See how collaborative robots can help fight the epidemic

Date:2020-03-11
Outbreak protection, robots in action!
In this battle without gunpowder, there are both retrogrades and guardians. However, more and more "black technologies" have begun to show their skills and become a powerful weapon against viruses! Intelligent robots are not only able to measure body temperature, sterilize and avoid obstacles, but also deliver meals to patients. They replace manual work, which not only improves work efficiency, but also effectively reduces the risk of infection for medical staff.
 How do robots achieve these same operating functions as humans? Today Xiaoke will talk about the important characteristics of robots: teachability.
Teachability of collaborative robots
The control and logic of the robot are combined with its mechanism. If you think about it, this is also a human characteristic. My son is learning to tie shoelaces and he knows how to do it; he can lead me up the steps, but his body is not doing well yet. He is still in the kinesthetic learning phase. His muscle memory for sensation, touch, grip and adjustment has not yet been developed. For industrial robots, we are still in the early stages of robotics. This is not to say that without smart people putting these together, these newer robots will have similar problems as our children. The company will program the robot's brain and determine how to put decision logic in the controls, but the robot's mechanism still needs to learn kinesthetic feedback like a human.
For example, people tend to use some tricks when you pick up a large bag of sugar from the table. It usually involves sliding the bag so that your hand wraps around the smaller part of the bag and completes the lifting action. This is easy for adults, but it is a challenge for children with smaller hands. Suppose a collaborative robot can pick up that bag of sugar. How difficult is it? Will it use another arm or tool to slide its end effector under the bag? Will it slide the bag to the end of the table and balance it at the end and then lift it? Will the gripper be larger than the human hand, and will it decide to pick up the sugar packet from a wider area? Finally, how much squeezing force will it use?
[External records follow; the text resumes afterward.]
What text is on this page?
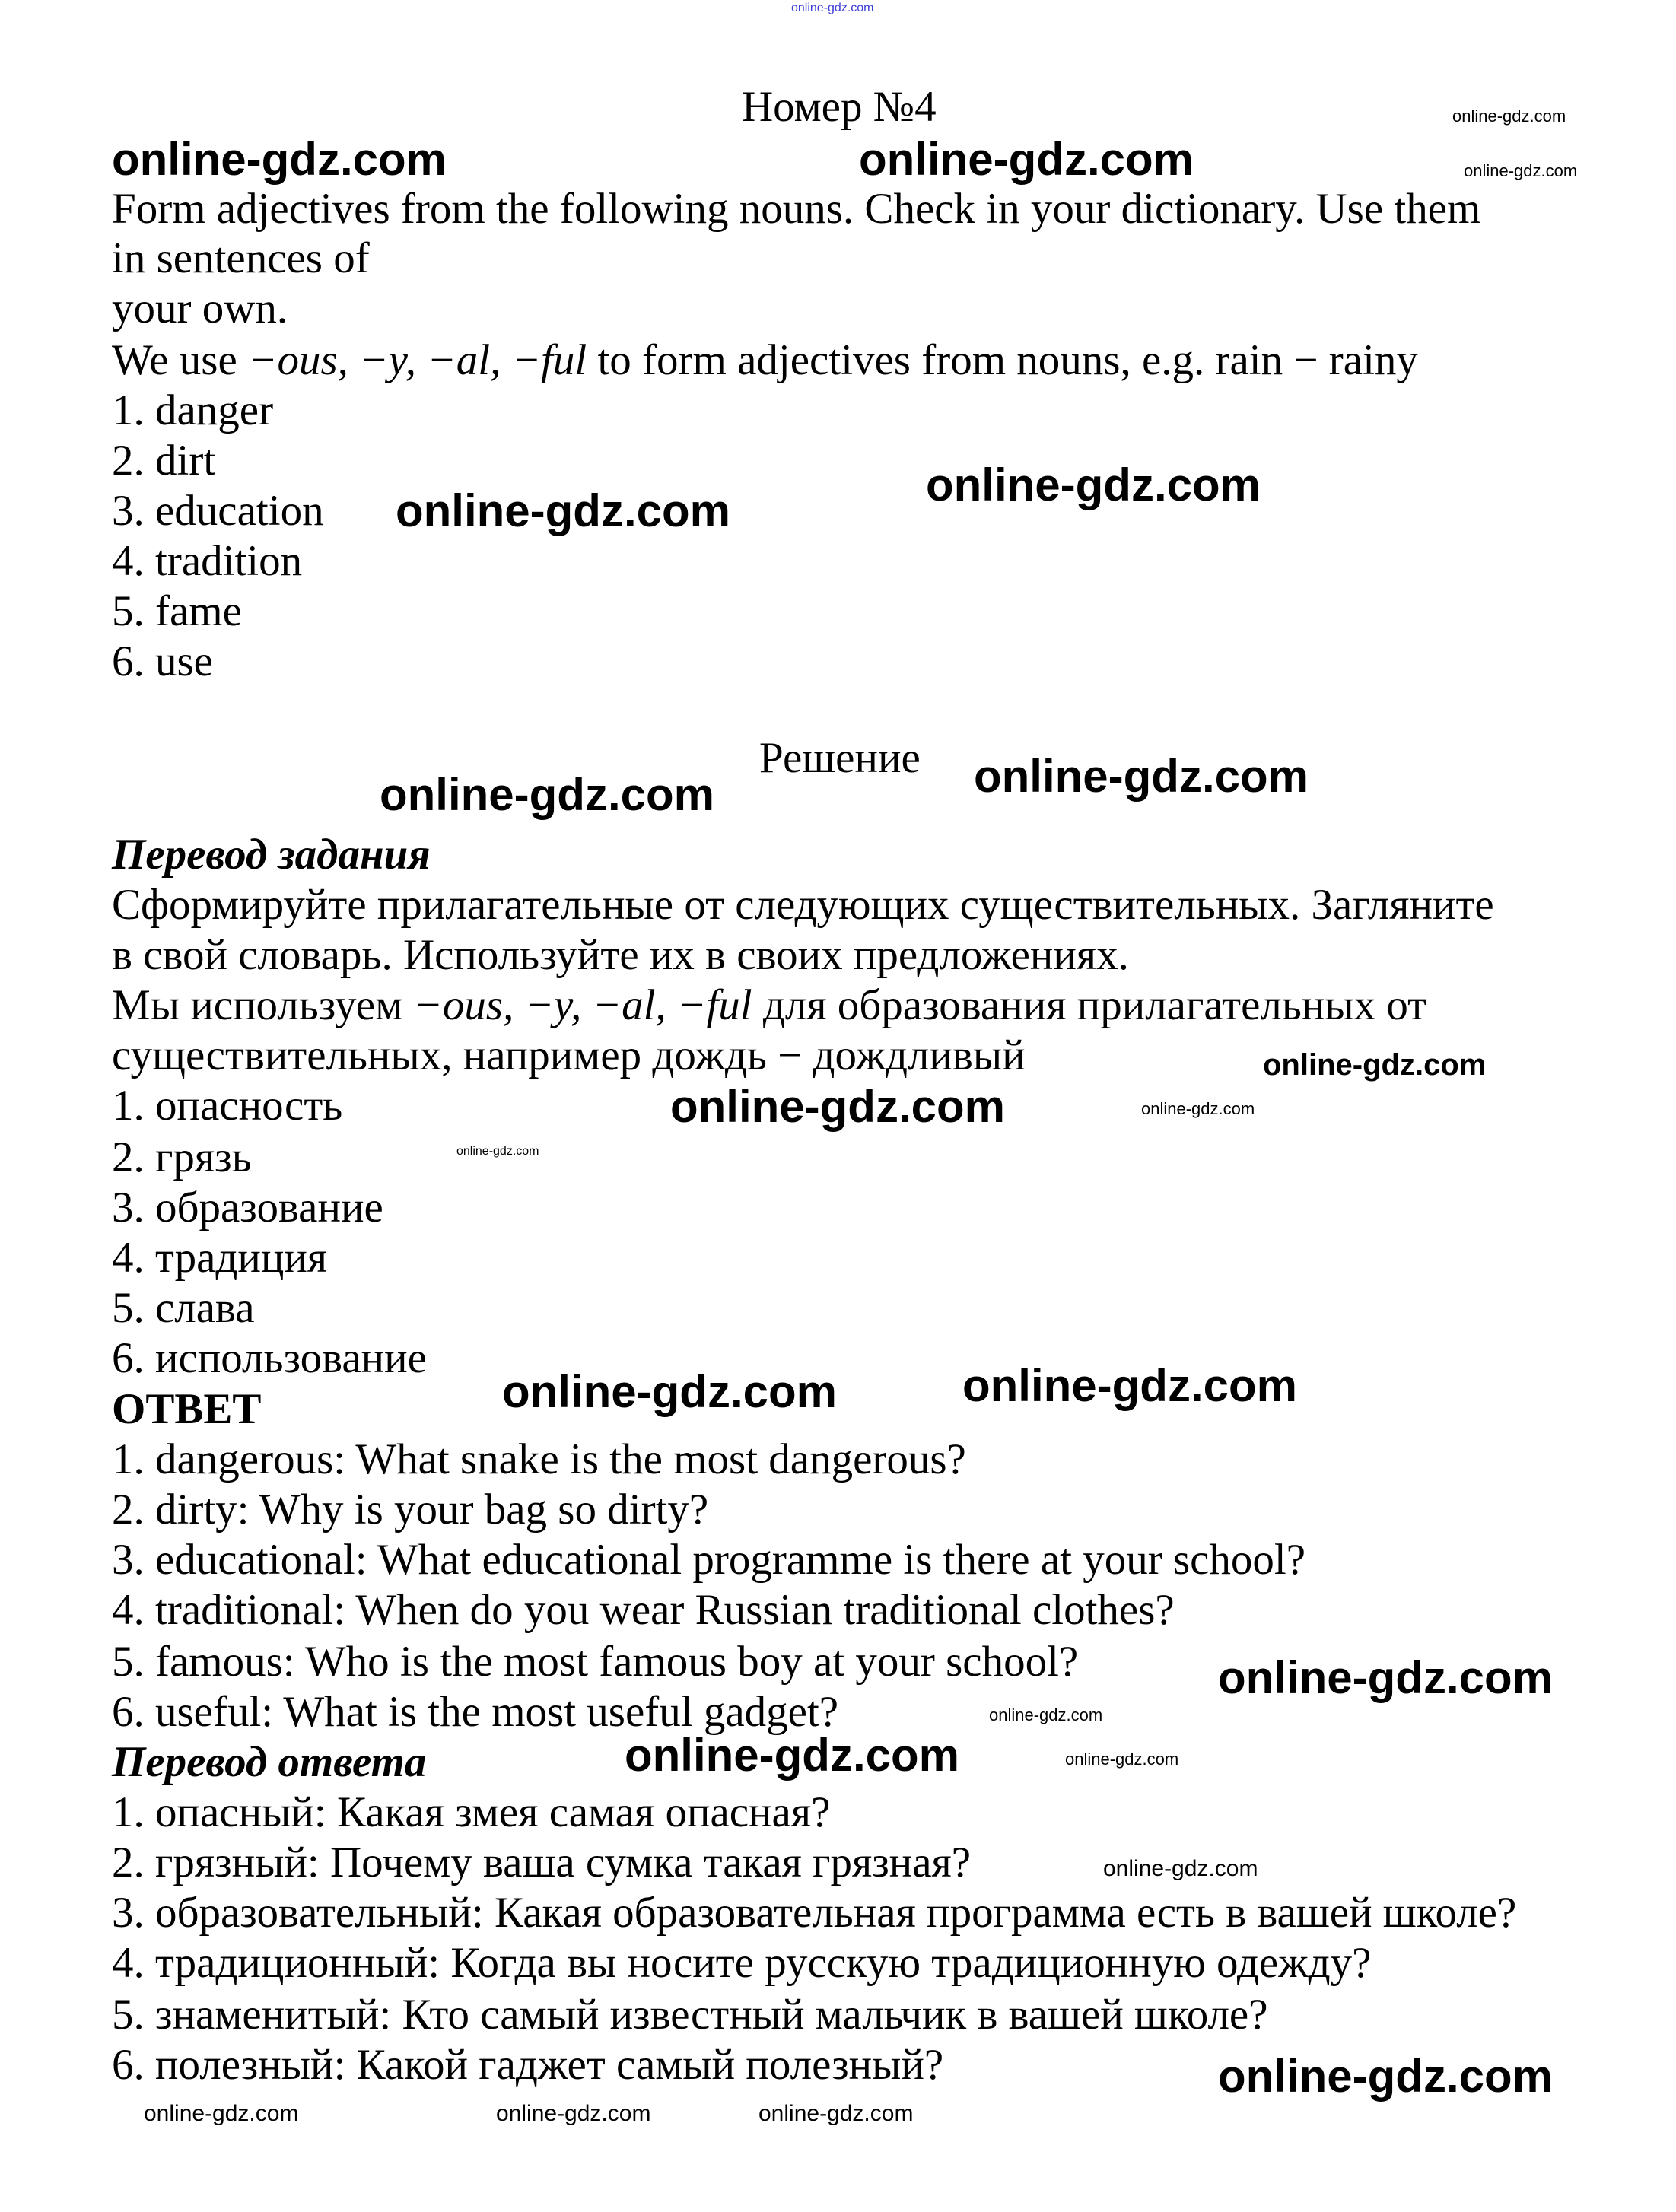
online-gdz.com
Номер №4
Form adjectives from the following nouns. Check in your dictionary. Use them
in sentences of
your own.
We use −ous, −y, −al, −ful to form adjectives from nouns, e.g. rain − rainy
1. danger
2. dirt
3. education
4. tradition
5. fame
6. use
Решение
Перевод задания
Сформируйте прилагательные от следующих существительных. Загляните
в свой словарь. Используйте их в своих предложениях.
Мы используем −ous, −y, −al, −ful для образования прилагательных от
существительных, например дождь − дождливый
1. опасность
2. грязь
3. образование
4. традиция
5. слава
6. использование
ОТВЕТ
1. dangerous: What snake is the most dangerous?
2. dirty: Why is your bag so dirty?
3. educational: What educational programme is there at your school?
4. traditional: When do you wear Russian traditional clothes?
5. famous: Who is the most famous boy at your school?
6. useful: What is the most useful gadget?
Перевод ответа
1. опасный: Какая змея самая опасная?
2. грязный: Почему ваша сумка такая грязная?
3. образовательный: Какая образовательная программа есть в вашей школе?
4. традиционный: Когда вы носите русскую традиционную одежду?
5. знаменитый: Кто самый известный мальчик в вашей школе?
6. полезный: Какой гаджет самый полезный?
online-gdz.com
online-gdz.com	online-gdz.com	online-gdz.com
online-gdz.com
online-gdz.com
online-gdz.com
online-gdz.com
online-gdz.com
online-gdz.com	online-gdz.com
online-gdz.com
online-gdz.com	online-gdz.com
online-gdz.com
online-gdz.com
online-gdz.com
online-gdz.com
online-gdz.com
online-gdz.com
online-gdz.com	online-gdz.com	online-gdz.com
It needs sufficient squeezing force to lift the sugar packet, but It should not be too strong, so as to prevent the paper bag from breaking and causing sugar to spill out.
I think, like human children (and adult kinesthetic process learning), teaching robots will be based on trial and error and trial and error. The collaborative robot will lift the bag of sugar multiple times. Bags need to be placed on the table in different ways-horizontally, tiled, diagonally, upright, etc. Once the collaborative robot can pick up the sugar bag, can he pick up other objects, such as almonds? Can it pick up almonds without damaging the almonds? For the end user, the robot needs to be easy to teach and the robot's learning process Also quickly. All work depends on the design of the robot control system and the cooperation of robot joints and mechanical devices to complete the physical work.